I was steering my pickup at 55 mph on Arkansas’ crooked highways with drop-offs of more than two hundred feet to our right.
“Stay on the road,” came April’s voice from the co-pilot’s seat.
She spoke in the nick of time because a plan was formulating in my head to not stay on the road. At that moment, for some unexplainable reason, I was itching to veer the pickup right and enjoy the two hundred foot drop to the bottom of the canyon. A new kind of sight-seeing—one with adventure and danger attached to it
April’s statement pulled me back to reality, and I continued staying on the road. If April’s words of wisdom had not reached me, what might I have done?
All in all, though, April’s words carry excellent advice. It’s also applicable to our faith in a variety of ways.
Let’s dispel with the probable, obvious connection. The 10 Commandments provide an excellent blueprint for life. That’s an obvious truth as they were written by our Creator. If we could live them perfectly, we would successfully ‘stay on the road.’
But we can’t. We’re constantly veering off the road. We hopelessly and continually need help. Jesus selflessly provides patient, gracious help.
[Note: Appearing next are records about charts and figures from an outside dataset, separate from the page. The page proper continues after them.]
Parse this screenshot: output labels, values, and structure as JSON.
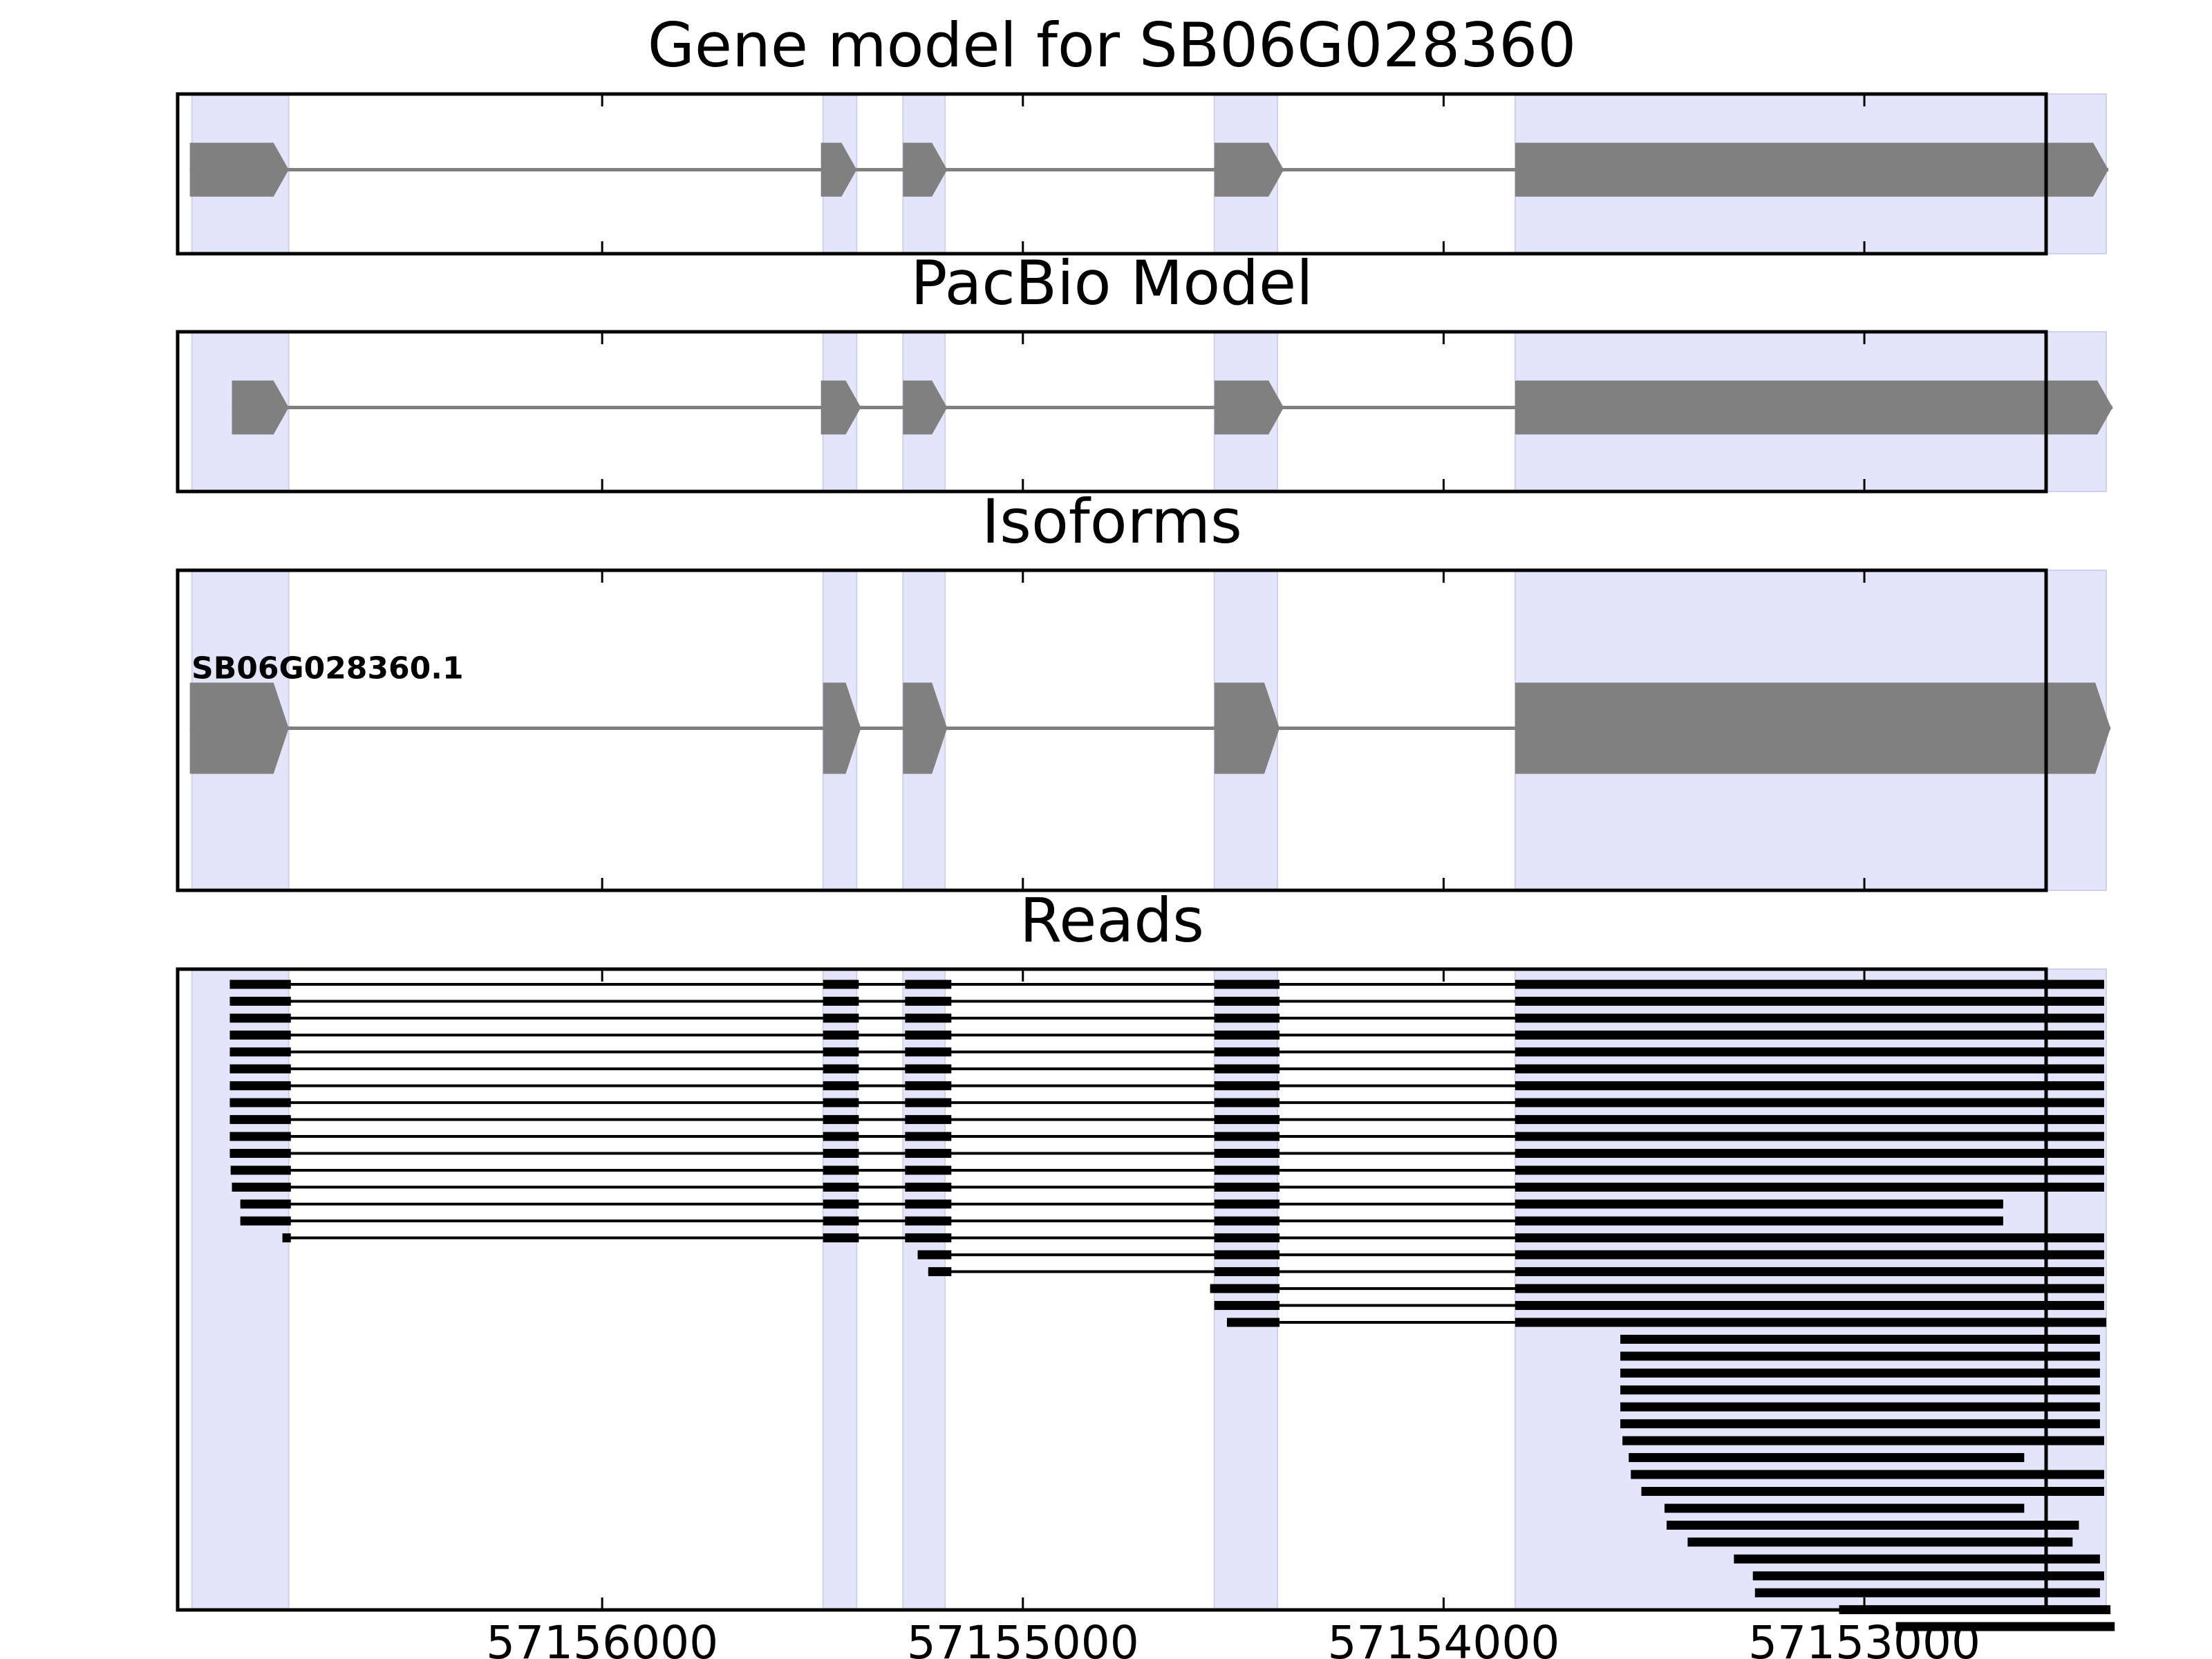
{
  "chart_data": {
    "type": "gene-model-tracks",
    "axis": {
      "reversed": true,
      "xlim": [
        57157009,
        57152568
      ],
      "ticks": [
        57156000,
        57155000,
        57154000,
        57153000
      ],
      "tick_labels": [
        "57156000",
        "57155000",
        "57154000",
        "57153000"
      ]
    },
    "highlight_color": "#e4e4fa",
    "feature_color": "#808080",
    "read_color": "#000000",
    "exon_regions": [
      [
        57156975,
        57156745
      ],
      [
        57155475,
        57155395
      ],
      [
        57155285,
        57155185
      ],
      [
        57154545,
        57154395
      ],
      [
        57153830,
        57152425
      ]
    ],
    "tracks": [
      {
        "title": "Gene model for SB06G028360",
        "strand": "-",
        "exons": [
          [
            57156980,
            57156745
          ],
          [
            57155480,
            57155395
          ],
          [
            57155285,
            57155180
          ],
          [
            57154545,
            57154380
          ],
          [
            57153830,
            57152420
          ]
        ]
      },
      {
        "title": "PacBio Model",
        "strand": "-",
        "exons": [
          [
            57156880,
            57156745
          ],
          [
            57155480,
            57155385
          ],
          [
            57155285,
            57155180
          ],
          [
            57154545,
            57154380
          ],
          [
            57153830,
            57152410
          ]
        ]
      },
      {
        "title": "Isoforms",
        "isoforms": [
          {
            "name": "SB06G028360.1",
            "strand": "-",
            "exons": [
              [
                57156980,
                57156745
              ],
              [
                57155475,
                57155385
              ],
              [
                57155285,
                57155180
              ],
              [
                57154545,
                57154390
              ],
              [
                57153830,
                57152415
              ]
            ]
          }
        ]
      },
      {
        "title": "Reads",
        "reads": [
          {
            "exons": [
              [
                57156885,
                57156740
              ],
              [
                57155475,
                57155390
              ],
              [
                57155280,
                57155170
              ],
              [
                57154545,
                57154390
              ],
              [
                57153830,
                57152430
              ]
            ]
          },
          {
            "exons": [
              [
                57156885,
                57156740
              ],
              [
                57155475,
                57155390
              ],
              [
                57155280,
                57155170
              ],
              [
                57154545,
                57154390
              ],
              [
                57153830,
                57152430
              ]
            ]
          },
          {
            "exons": [
              [
                57156885,
                57156740
              ],
              [
                57155475,
                57155390
              ],
              [
                57155280,
                57155170
              ],
              [
                57154545,
                57154390
              ],
              [
                57153830,
                57152430
              ]
            ]
          },
          {
            "exons": [
              [
                57156885,
                57156740
              ],
              [
                57155475,
                57155390
              ],
              [
                57155280,
                57155170
              ],
              [
                57154545,
                57154390
              ],
              [
                57153830,
                57152430
              ]
            ]
          },
          {
            "exons": [
              [
                57156885,
                57156740
              ],
              [
                57155475,
                57155390
              ],
              [
                57155280,
                57155170
              ],
              [
                57154545,
                57154390
              ],
              [
                57153830,
                57152430
              ]
            ]
          },
          {
            "exons": [
              [
                57156885,
                57156740
              ],
              [
                57155475,
                57155390
              ],
              [
                57155280,
                57155170
              ],
              [
                57154545,
                57154390
              ],
              [
                57153830,
                57152430
              ]
            ]
          },
          {
            "exons": [
              [
                57156885,
                57156740
              ],
              [
                57155475,
                57155390
              ],
              [
                57155280,
                57155170
              ],
              [
                57154545,
                57154390
              ],
              [
                57153830,
                57152430
              ]
            ]
          },
          {
            "exons": [
              [
                57156885,
                57156740
              ],
              [
                57155475,
                57155390
              ],
              [
                57155280,
                57155170
              ],
              [
                57154545,
                57154390
              ],
              [
                57153830,
                57152430
              ]
            ]
          },
          {
            "exons": [
              [
                57156885,
                57156740
              ],
              [
                57155475,
                57155390
              ],
              [
                57155280,
                57155170
              ],
              [
                57154545,
                57154390
              ],
              [
                57153830,
                57152430
              ]
            ]
          },
          {
            "exons": [
              [
                57156885,
                57156740
              ],
              [
                57155475,
                57155390
              ],
              [
                57155280,
                57155170
              ],
              [
                57154545,
                57154390
              ],
              [
                57153830,
                57152430
              ]
            ]
          },
          {
            "exons": [
              [
                57156885,
                57156740
              ],
              [
                57155475,
                57155390
              ],
              [
                57155280,
                57155170
              ],
              [
                57154545,
                57154390
              ],
              [
                57153830,
                57152430
              ]
            ]
          },
          {
            "exons": [
              [
                57156883,
                57156740
              ],
              [
                57155475,
                57155390
              ],
              [
                57155280,
                57155170
              ],
              [
                57154545,
                57154390
              ],
              [
                57153830,
                57152430
              ]
            ]
          },
          {
            "exons": [
              [
                57156880,
                57156740
              ],
              [
                57155475,
                57155390
              ],
              [
                57155280,
                57155170
              ],
              [
                57154545,
                57154390
              ],
              [
                57153830,
                57152430
              ]
            ]
          },
          {
            "exons": [
              [
                57156860,
                57156740
              ],
              [
                57155475,
                57155390
              ],
              [
                57155280,
                57155170
              ],
              [
                57154545,
                57154390
              ],
              [
                57153830,
                57152670
              ]
            ]
          },
          {
            "exons": [
              [
                57156860,
                57156740
              ],
              [
                57155475,
                57155390
              ],
              [
                57155280,
                57155170
              ],
              [
                57154545,
                57154390
              ],
              [
                57153830,
                57152670
              ]
            ]
          },
          {
            "exons": [
              [
                57156760,
                57156740
              ],
              [
                57155475,
                57155390
              ],
              [
                57155280,
                57155170
              ],
              [
                57154545,
                57154390
              ],
              [
                57153830,
                57152430
              ]
            ]
          },
          {
            "exons": [
              [
                57155250,
                57155170
              ],
              [
                57154545,
                57154390
              ],
              [
                57153830,
                57152430
              ]
            ]
          },
          {
            "exons": [
              [
                57155225,
                57155170
              ],
              [
                57154545,
                57154390
              ],
              [
                57153830,
                57152430
              ]
            ]
          },
          {
            "exons": [
              [
                57154555,
                57154390
              ],
              [
                57153830,
                57152430
              ]
            ]
          },
          {
            "exons": [
              [
                57154545,
                57154390
              ],
              [
                57153830,
                57152430
              ]
            ]
          },
          {
            "exons": [
              [
                57154515,
                57154390
              ],
              [
                57153830,
                57152425
              ]
            ]
          },
          {
            "exons": [
              [
                57153580,
                57152440
              ]
            ]
          },
          {
            "exons": [
              [
                57153580,
                57152440
              ]
            ]
          },
          {
            "exons": [
              [
                57153580,
                57152440
              ]
            ]
          },
          {
            "exons": [
              [
                57153580,
                57152440
              ]
            ]
          },
          {
            "exons": [
              [
                57153580,
                57152440
              ]
            ]
          },
          {
            "exons": [
              [
                57153580,
                57152440
              ]
            ]
          },
          {
            "exons": [
              [
                57153575,
                57152430
              ]
            ]
          },
          {
            "exons": [
              [
                57153560,
                57152620
              ]
            ]
          },
          {
            "exons": [
              [
                57153555,
                57152430
              ]
            ]
          },
          {
            "exons": [
              [
                57153530,
                57152430
              ]
            ]
          },
          {
            "exons": [
              [
                57153475,
                57152620
              ]
            ]
          },
          {
            "exons": [
              [
                57153470,
                57152490
              ]
            ]
          },
          {
            "exons": [
              [
                57153420,
                57152505
              ]
            ]
          },
          {
            "exons": [
              [
                57153310,
                57152440
              ]
            ]
          },
          {
            "exons": [
              [
                57153265,
                57152430
              ]
            ]
          },
          {
            "exons": [
              [
                57153260,
                57152440
              ]
            ]
          },
          {
            "exons": [
              [
                57153060,
                57152415
              ]
            ]
          },
          {
            "exons": [
              [
                57152925,
                57152405
              ]
            ]
          }
        ]
      }
    ]
  }
}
With His death and resurrection comes His forgiveness of all sins for everyone who puts their faith in Him.
So, Believers are always on the road, right? Right. And wrong. Even with His forgiveness of our sins, we still stray from the road. Suppose I looked at April and said, “Time for a shortcut.” Next, we’re momentarily hovering in mid-air before plunging to the earth two hundred feet below us. At that point, I can’t change my mind and say, “Bad idea. Let’s go back.”
For those who don’t trust in Jesus, it remains a ‘bad idea.’ In fact, people who haven’t put their faith in Him, their entire lives become a ‘bad idea.’ Bad ideas pile on bad ideas.
When a Believer has a bad idea and strays from the road, Jesus has this immeasurable patient capacity to pull the Believer back on the road. Even when the Believer hangs out there in ‘no man’s land,’ the immense grace and love of Jesus has the power to pull the Believer back.
His pulling us back carries more power in motivating us than our struggle to follow the 10 Commandments flawlessly. If that becomes our motivation, we’re doomed to fail, over and over again. Psalm 53:1 puts it simply: “There is no one who does good.” Verse 3 repeats the truth: “There is no one who does good, not even one.”
His power to keep us on the road flows from where? Psalm 1 provides the answer. “How blessed is the man…his delight is in the law of the Lord, and in His law he meditates day and night.” (Psalm 1:1 & 2)
To keep us on the road, the Holy Spirit grows within us an ever-increasing passion for God and His Word. We begin living in such a way that we’re continually drawn to Him through His Word. Incredibly, our lives take on active spiritual dimensions we’ve never experienced before.
Psalm 1:3 describes it perfectly: “He will be like a tree firmly planted by streams of water, which yields its fruit in its season and its leaf does not wither and in whatever he does, he prospers.” Such active richness there.
Describing a person as a tree emphasizes his endurance, his strength, his composure. Flowers wilt, but trees never do. They are steadfast in the face of everything. As for the ‘streams of water,’ Jesus identifies it better than anyone when He’s visiting with the woman at the well: “If you knew the gift of God, and who it is who says to you, ‘Give me a drink,’ you would have asked Him, and He would have given you living water.” (John 4:10)
His living water creates the energetic passion of yielding fruit—moving into other people’s lives and ministering to them in countless ways. It creates a life which never withers like a dead leaf. The fruit continues abundantly.
Finally, he prospers. But his idea of prospering differs from the world’s. His prospering means investing in others, and the pay-off is immense and life-changing. It means bringing others to the road and helping them stay on the road. Nothing beats that investment. Nothing beats staying on the road out of love and devotion to our Lord.